KANSAS CITY, Mo. — People who owe federal student loans are expressing relief after President Joe Biden announced he would pause repayments until May 1st, 2022.
There's $1.6 trillion in federal student loan debt nationwide, according to the U.S. Department of Education.
In a state-by-state breakdown, the agency reports 384,000 borrowers with $12.6 billion in federal student loans in Kansas. Meanwhile, Missouri has 834,000 borrowers with $29.6 billion in federal student loans.
Katie Camlin is one of the Americans impacted by President Biden's decision.
“I sent a screenshot immediately to my partner, and I was just like thank God! I think he sent me like a gif of somebody dancing afterwards. We were very relieved," Camlin said.
Camlin said her federal student loan debt total is $26,000, and it impacts how she spends her income.
“I have my car payment and our rent and food and a little tiny fraction of fun money and that’s about it," Camlin said. "I’m not traveling. I don’t buy myself a ton of stuff. So, it would be nice to be able to save more and hopefully buy a house, that’s probably what I would do if they were canceled.”
President Biden's decision brought mixed reactions. On Twitter, U.S. Senator Bernie Sanders applauded the president's decision, but called on Biden to cancel student debt. However, U.S. Senator Tom Cotton argued canceling student loan debt is unfair to people who paid their debt or never took out a loan.
Camlin said she recognizes the responsibility that came with taking out her loans.

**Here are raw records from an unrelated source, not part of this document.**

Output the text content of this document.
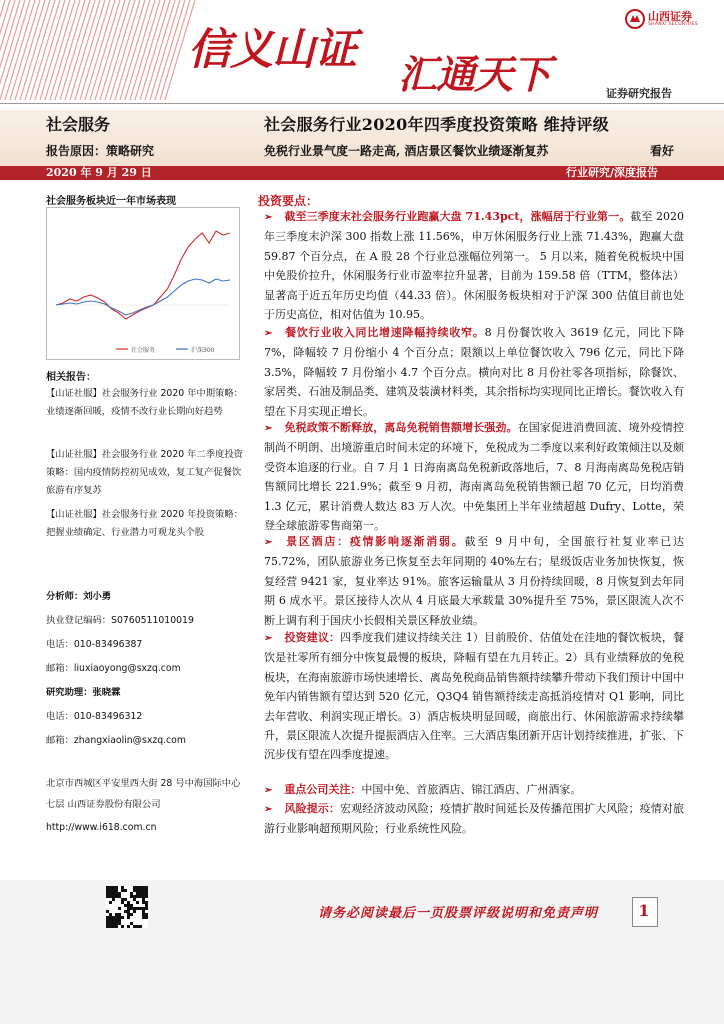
信义山证
汇通天下
山西证券
SHANXI SECURITIES
证券研究报告
社会服务	社会服务行业2020年四季度投资策略 维持评级
报告原因：策略研究	免税行业景气度一路走高, 酒店景区餐饮业绩逐渐复苏	看好
2020 年 9 月 29 日	行业研究/深度报告
社会服务板块近一年市场表现
社会服务	沪深300
相关报告：
【山证社服】社会服务行业 2020 年中期策略：业绩逐渐回暖，疫情不改行业长期向好趋势
【山证社服】社会服务行业 2020 年二季度投资策略：国内疫情防控初见成效，复工复产促餐饮旅游有序复苏
【山证社服】社会服务行业 2020 年投资策略：把握业绩确定、行业潜力可观龙头个股
分析师：刘小勇
执业登记编码：S0760511010019
电话：010-83496387
邮箱：liuxiaoyong@sxzq.com
研究助理：张晓霖
电话：010-83496312
邮箱：zhangxiaolin@sxzq.com
北京市西城区平安里西大街 28 号中海国际中心七层 山西证券股份有限公司
http://www.i618.com.cn
投资要点：
➢ 截至三季度末社会服务行业跑赢大盘 71.43pct，涨幅居于行业第一。截至 2020 年三季度末沪深 300 指数上涨 11.56%，申万休闲服务行业上涨 71.43%，跑赢大盘 59.87 个百分点，在 A 股 28 个行业总涨幅位列第一。 5 月以来，随着免税板块中国中免股价拉升，休闲服务行业市盈率拉升显著，目前为 159.58 倍（TTM，整体法）显著高于近五年历史均值（44.33 倍）。休闲服务板块相对于沪深 300 估值目前也处于历史高位，相对估值为 10.95。
➢ 餐饮行业收入同比增速降幅持续收窄。8 月份餐饮收入 3619 亿元，同比下降 7%，降幅较 7 月份缩小 4 个百分点；限额以上单位餐饮收入 796 亿元，同比下降 3.5%，降幅较 7 月份缩小 4.7 个百分点。横向对比 8 月份社零各项指标，除餐饮、家居类、石油及制品类、建筑及装潢材料类，其余指标均实现同比正增长。餐饮收入有望在下月实现正增长。
➢ 免税政策不断释放，离岛免税销售额增长强劲。在国家促进消费回流、境外疫情控制尚不明朗、出境游重启时间未定的环境下，免税成为二季度以来利好政策倾注以及颇受资本追逐的行业。自 7 月 1 日海南离岛免税新政落地后，7、8 月海南离岛免税店销售额同比增长 221.9%；截至 9 月初，海南离岛免税销售额已超 70 亿元，日均消费 1.3 亿元，累计消费人数达 83 万人次。中免集团上半年业绩超越 Dufry、Lotte，荣登全球旅游零售商第一。
➢ 景区酒店：疫情影响逐渐消弱。截至 9 月中旬，全国旅行社复业率已达 75.72%，团队旅游业务已恢复至去年同期的 40%左右；星级饭店业务加快恢复，恢复经营 9421 家，复业率达 91%。旅客运输量从 3 月份持续回暖，8 月恢复到去年同期 6 成水平。景区接待人次从 4 月底最大承载量 30%提升至 75%，景区限流人次不断上调有利于国庆小长假相关景区释放业绩。
➢ 投资建议：四季度我们建议持续关注 1）目前股价、估值处在洼地的餐饮板块，餐饮是社零所有细分中恢复最慢的板块，降幅有望在九月转正。2）具有业绩释放的免税板块，在海南旅游市场快速增长、离岛免税商品销售额持续攀升带动下我们预计中国中免年内销售额有望达到 520 亿元，Q3Q4 销售额持续走高抵消疫情对 Q1 影响，同比去年营收、利润实现正增长。3）酒店板块明显回暖，商旅出行、休闲旅游需求持续攀升，景区限流人次提升提振酒店入住率。三大酒店集团新开店计划持续推进，扩张、下沉步伐有望在四季度提速。
➢ 重点公司关注：中国中免、首旅酒店、锦江酒店、广州酒家。
➢ 风险提示：宏观经济波动风险；疫情扩散时间延长及传播范围扩大风险；疫情对旅游行业影响超预期风险；行业系统性风险。
请务必阅读最后一页股票评级说明和免责声明	1
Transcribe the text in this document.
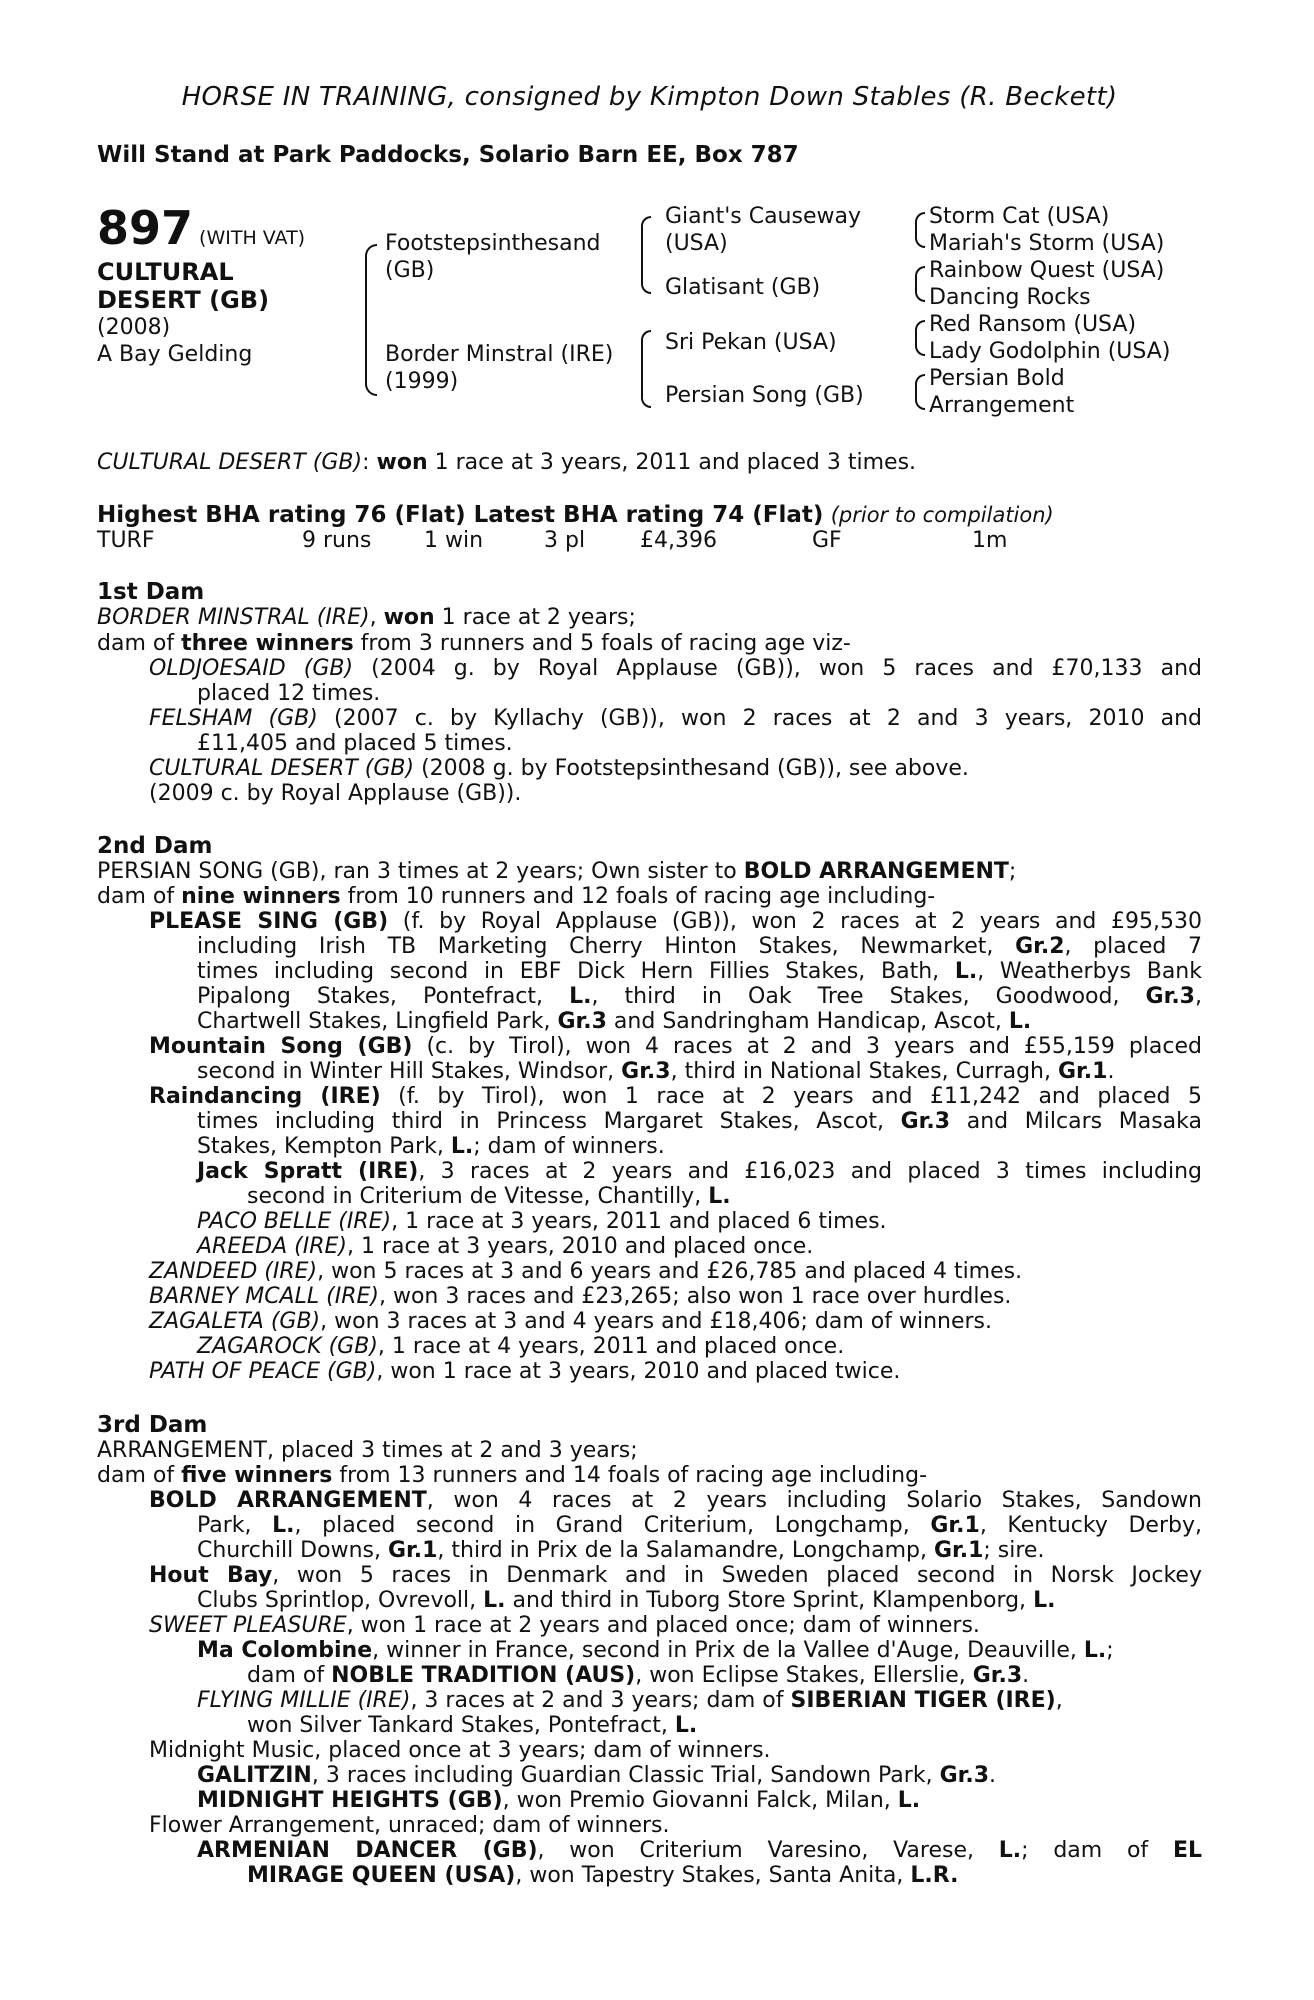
HORSE IN TRAINING, consigned by Kimpton Down Stables (R. Beckett)
Will Stand at Park Paddocks, Solario Barn EE, Box 787
897 (WITH VAT)
CULTURAL
DESERT (GB)
(2008)
A Bay Gelding
Footstepsinthesand
(GB)
Border Minstral (IRE)
(1999)
Giant's Causeway
(USA)
Glatisant (GB)
Sri Pekan (USA)
Persian Song (GB)
Storm Cat (USA)
Mariah's Storm (USA)
Rainbow Quest (USA)
Dancing Rocks
Red Ransom (USA)
Lady Godolphin (USA)
Persian Bold
Arrangement
CULTURAL DESERT (GB): won 1 race at 3 years, 2011 and placed 3 times.
Highest BHA rating 76 (Flat) Latest BHA rating 74 (Flat) (prior to compilation)
TURF	9 runs 1 win	3 pl £4,396	GF	1m
1st Dam
BORDER MINSTRAL (IRE), won 1 race at 2 years;
dam of three winners from 3 runners and 5 foals of racing age viz-
OLDJOESAID (GB) (2004 g. by Royal Applause (GB)), won 5 races and £70,133 and
placed 12 times.
FELSHAM (GB) (2007 c. by Kyllachy (GB)), won 2 races at 2 and 3 years, 2010 and
£11,405 and placed 5 times.
CULTURAL DESERT (GB) (2008 g. by Footstepsinthesand (GB)), see above.
(2009 c. by Royal Applause (GB)).
2nd Dam
PERSIAN SONG (GB), ran 3 times at 2 years; Own sister to BOLD ARRANGEMENT;
dam of nine winners from 10 runners and 12 foals of racing age including-
PLEASE SING (GB) (f. by Royal Applause (GB)), won 2 races at 2 years and £95,530
including Irish TB Marketing Cherry Hinton Stakes, Newmarket, Gr.2, placed 7
times including second in EBF Dick Hern Fillies Stakes, Bath, L., Weatherbys Bank
Pipalong Stakes, Pontefract, L., third in Oak Tree Stakes, Goodwood, Gr.3,
Chartwell Stakes, Lingfield Park, Gr.3 and Sandringham Handicap, Ascot, L.
Mountain Song (GB) (c. by Tirol), won 4 races at 2 and 3 years and £55,159 placed
second in Winter Hill Stakes, Windsor, Gr.3, third in National Stakes, Curragh, Gr.1.
Raindancing (IRE) (f. by Tirol), won 1 race at 2 years and £11,242 and placed 5
times including third in Princess Margaret Stakes, Ascot, Gr.3 and Milcars Masaka
Stakes, Kempton Park, L.; dam of winners.
Jack Spratt (IRE), 3 races at 2 years and £16,023 and placed 3 times including
second in Criterium de Vitesse, Chantilly, L.
PACO BELLE (IRE), 1 race at 3 years, 2011 and placed 6 times.
AREEDA (IRE), 1 race at 3 years, 2010 and placed once.
ZANDEED (IRE), won 5 races at 3 and 6 years and £26,785 and placed 4 times.
BARNEY MCALL (IRE), won 3 races and £23,265; also won 1 race over hurdles.
ZAGALETA (GB), won 3 races at 3 and 4 years and £18,406; dam of winners.
ZAGAROCK (GB), 1 race at 4 years, 2011 and placed once.
PATH OF PEACE (GB), won 1 race at 3 years, 2010 and placed twice.
3rd Dam
ARRANGEMENT, placed 3 times at 2 and 3 years;
dam of five winners from 13 runners and 14 foals of racing age including-
BOLD ARRANGEMENT, won 4 races at 2 years including Solario Stakes, Sandown
Park, L., placed second in Grand Criterium, Longchamp, Gr.1, Kentucky Derby,
Churchill Downs, Gr.1, third in Prix de la Salamandre, Longchamp, Gr.1; sire.
Hout Bay, won 5 races in Denmark and in Sweden placed second in Norsk Jockey
Clubs Sprintlop, Ovrevoll, L. and third in Tuborg Store Sprint, Klampenborg, L.
SWEET PLEASURE, won 1 race at 2 years and placed once; dam of winners.
Ma Colombine, winner in France, second in Prix de la Vallee d'Auge, Deauville, L.;
dam of NOBLE TRADITION (AUS), won Eclipse Stakes, Ellerslie, Gr.3.
FLYING MILLIE (IRE), 3 races at 2 and 3 years; dam of SIBERIAN TIGER (IRE),
won Silver Tankard Stakes, Pontefract, L.
Midnight Music, placed once at 3 years; dam of winners.
GALITZIN, 3 races including Guardian Classic Trial, Sandown Park, Gr.3.
MIDNIGHT HEIGHTS (GB), won Premio Giovanni Falck, Milan, L.
Flower Arrangement, unraced; dam of winners.
ARMENIAN DANCER (GB), won Criterium Varesino, Varese, L.; dam of EL
MIRAGE QUEEN (USA), won Tapestry Stakes, Santa Anita, L.R.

“It’s tough because we all agreed to the loans. I signed up for it," Camlin said. "But, I really feel like when I was 18, I didn’t quite understand the scope of what it means to have multiple thousands dollars in debt, and so cancelling it would be, I’d probably throw a party. It would be amazing.”
People saddled with thousands of student loan debt have sought help from Stephan Skepnek, an attorney with the Sader Law Firm in Kansas City, Missouri.
"Nothing would make me happier than to have student loan debt go away," Skepnek said. "I can find a different area of law to practice."
Aside from debt cancellation, the attorney argues there are realistic options the Biden administration should consider.
“Lowering interest on outstanding federal student loans, allowing for the availability of looser restrictions on public service loan forgiveness or allowing for people to obtain an additional discharge of their student loan debt through bankruptcy,” Skepnek suggested.
Skepnek said there are many resources available to help people struggling with student loan debt, and the Biden administration as well as the Department of Education should educate borrowers about income-driven repayments plans.
Skepnek explained that under an income-driven repayment plan, payments are permitted on federal student loans that allow borrowers to pay a portion of their discretionary income.
President Biden's decision does not apply to private student loans.
“Private student loans don’t permit borrowers to get out of default," Skepnek said. "There’s no right under federal law for a borrower with private student loan debt to get out of default or to renegotiate the terms of payment. It’s entirely up to the lender."
Skepnek said the bottom line is for people to educate themselves on student loan debt or any debt and understand the problem.